The sites targeted appear to be news websites and pages for the national parliament, the Ministry of Foreign Affairs, and that of the country's president, Mikheil Saakashvili. As the attacks continued late last week, the sites under attack shifted to new hosts, including an emergency blog created at blogger.com. "A cyberwarfare campaign by Russia is seriously disrupting many Georgian websites, including that of the Ministry of Foreign Affairs," read a message from the Ministry of Foreign Affairs of Georgia. "If you cannot access official Georgian government websites, please go to the following sites for the latest official government of Georgia news." The ministry was also posting dispatches on the site of Poland's president.

The fact that these attacks are so cheap to mount and easy to conceal is one of the reasons they have become the rule, rather than the exception, during periods of international tension. While the incidents in Georgia have been widely publicized, this is not the first time such attacks have been mounted to coincide with military action. In previous conflicts in Kosovo, India, Pakistan, and Israel and Palestine, as well as during the 2001 spy plane incident between the China and the United States, hackers have directed their mischief against their country's foes. Nationalistic hackers in Russia are a likely source of the Georgian attacks, security experts say, though they point out that investigations—and the attacks—are still ongoing.

What does separate the cyberassault on Georgia from past efforts is the intensity. Following the controversial decision to remove a monument to Soviet heroism in the Second World War in the spring of 2007, hackers using a Russian organized crime-controlled botnet mounted a successful offensive against websites in Estonia, which is one of the most wired countries in the world.

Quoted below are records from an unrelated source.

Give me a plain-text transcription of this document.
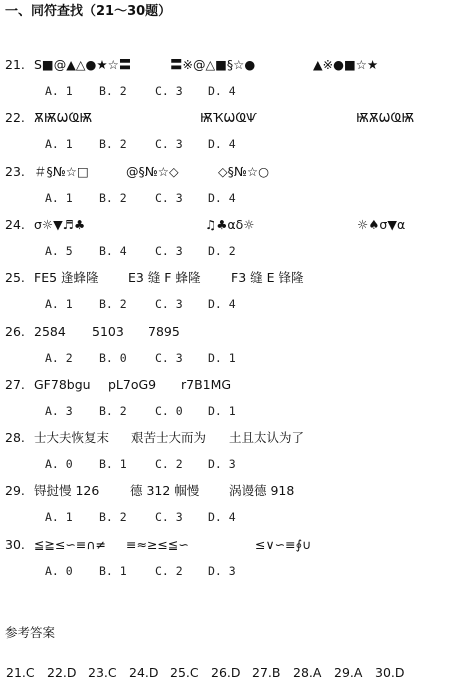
一、同符查找（21～30题）
21. S■@▲△●★☆〓	〓※@△■§☆●	▲※●■☆★
A. 1 B. 2 C. 3 D. 4
22. ѪѬѠҨѬ	ѬҠѠҨѰ	ѬѪѠҨѬ
A. 1 B. 2 C. 3 D. 4
23. ＃§№☆□	@§№☆◇	◇§№☆○
A. 1 B. 2 C. 3 D. 4
24. σ☼▼♬♣	♫♣αδ☼	☼♠σ▼α
A. 5 B. 4 C. 3 D. 2
25. FE5 逢蜂隆 E3 缝 F 蜂隆 F3 缝 E 锋隆
A. 1 B. 2 C. 3 D. 4
26. 2584 5103 7895
A. 2 B. 0 C. 3 D. 1
27. GF78bgu pL7oG9 r7B1MG
A. 3 B. 2 C. 0 D. 1
28. 士大夫恢复末 艰苦士大而为 土且太认为了
A. 0 B. 1 C. 2 D. 3
29. 锝挝慢 126 德 312 帼慢 涡谩德 918
A. 1 B. 2 C. 3 D. 4
30. ≦≧≤∽≡∩≠ ≡≈≥≤≦∽	≤∨∽≡∮∪
A. 0 B. 1 C. 2 D. 3
参考答案
21.C 22.D 23.C 24.D 25.C 26.D 27.B 28.A 29.A 30.D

The latest analysis from Shadowserver indicates that the Georgian attacks have similarities to the Estonian attacks in several respects. However, the latter were generally longer in duration but less intense than the Georgian attacks. The peak bandwidth—a measure of the number of zombie computers converging on a given target site and the speed of their connections—during the Estonian incident was 100 megabits per second, while the Georgian attacks peaked at some 800 megabits per second, says Nazario.

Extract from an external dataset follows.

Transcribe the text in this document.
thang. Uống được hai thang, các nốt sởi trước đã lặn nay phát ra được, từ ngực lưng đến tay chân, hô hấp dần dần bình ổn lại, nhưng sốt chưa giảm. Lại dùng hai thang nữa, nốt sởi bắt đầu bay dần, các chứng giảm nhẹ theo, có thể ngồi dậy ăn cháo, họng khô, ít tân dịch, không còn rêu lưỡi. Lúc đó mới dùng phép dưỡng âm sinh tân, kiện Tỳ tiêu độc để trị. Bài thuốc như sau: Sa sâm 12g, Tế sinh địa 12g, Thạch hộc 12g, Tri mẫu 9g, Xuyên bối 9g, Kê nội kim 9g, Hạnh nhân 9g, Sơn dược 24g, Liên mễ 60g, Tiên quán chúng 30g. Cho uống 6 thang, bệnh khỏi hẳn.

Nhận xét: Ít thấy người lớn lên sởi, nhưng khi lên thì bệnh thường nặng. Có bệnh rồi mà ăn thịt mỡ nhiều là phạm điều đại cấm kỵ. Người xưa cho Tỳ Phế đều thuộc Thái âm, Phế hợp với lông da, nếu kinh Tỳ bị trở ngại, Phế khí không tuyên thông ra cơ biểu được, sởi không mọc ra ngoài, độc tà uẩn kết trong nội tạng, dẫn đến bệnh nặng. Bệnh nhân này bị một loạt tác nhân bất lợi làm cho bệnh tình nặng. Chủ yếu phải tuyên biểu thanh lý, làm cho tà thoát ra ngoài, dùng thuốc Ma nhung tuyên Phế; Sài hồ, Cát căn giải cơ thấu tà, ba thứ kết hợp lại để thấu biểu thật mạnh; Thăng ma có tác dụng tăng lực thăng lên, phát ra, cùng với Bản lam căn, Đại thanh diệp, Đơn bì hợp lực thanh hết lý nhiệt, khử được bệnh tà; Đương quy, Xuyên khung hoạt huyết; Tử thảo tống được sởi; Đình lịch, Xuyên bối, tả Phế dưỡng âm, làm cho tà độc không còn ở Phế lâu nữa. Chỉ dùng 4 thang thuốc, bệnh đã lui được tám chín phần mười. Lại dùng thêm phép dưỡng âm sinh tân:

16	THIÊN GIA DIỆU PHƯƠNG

Cyberattacks are not well codified in international law, leaving open the question of whether or not a damaging cyberattack could be considered an act of war if it was conducted by a foreign state.

For now, U.S. officials are stressing the need to bolster the nation's cyberdefenses. Homeland Security chief Michael Chertoff has called for an American "Manhattan Project" to defend government computer networks.

Asked in a Senate hearing this year if the United States was prepared for a cyberattack, National Intelligence Director Mike McConnell pointed to threats from both China and Russia, offering bad news for legislators: "We're not prepared to deal with it."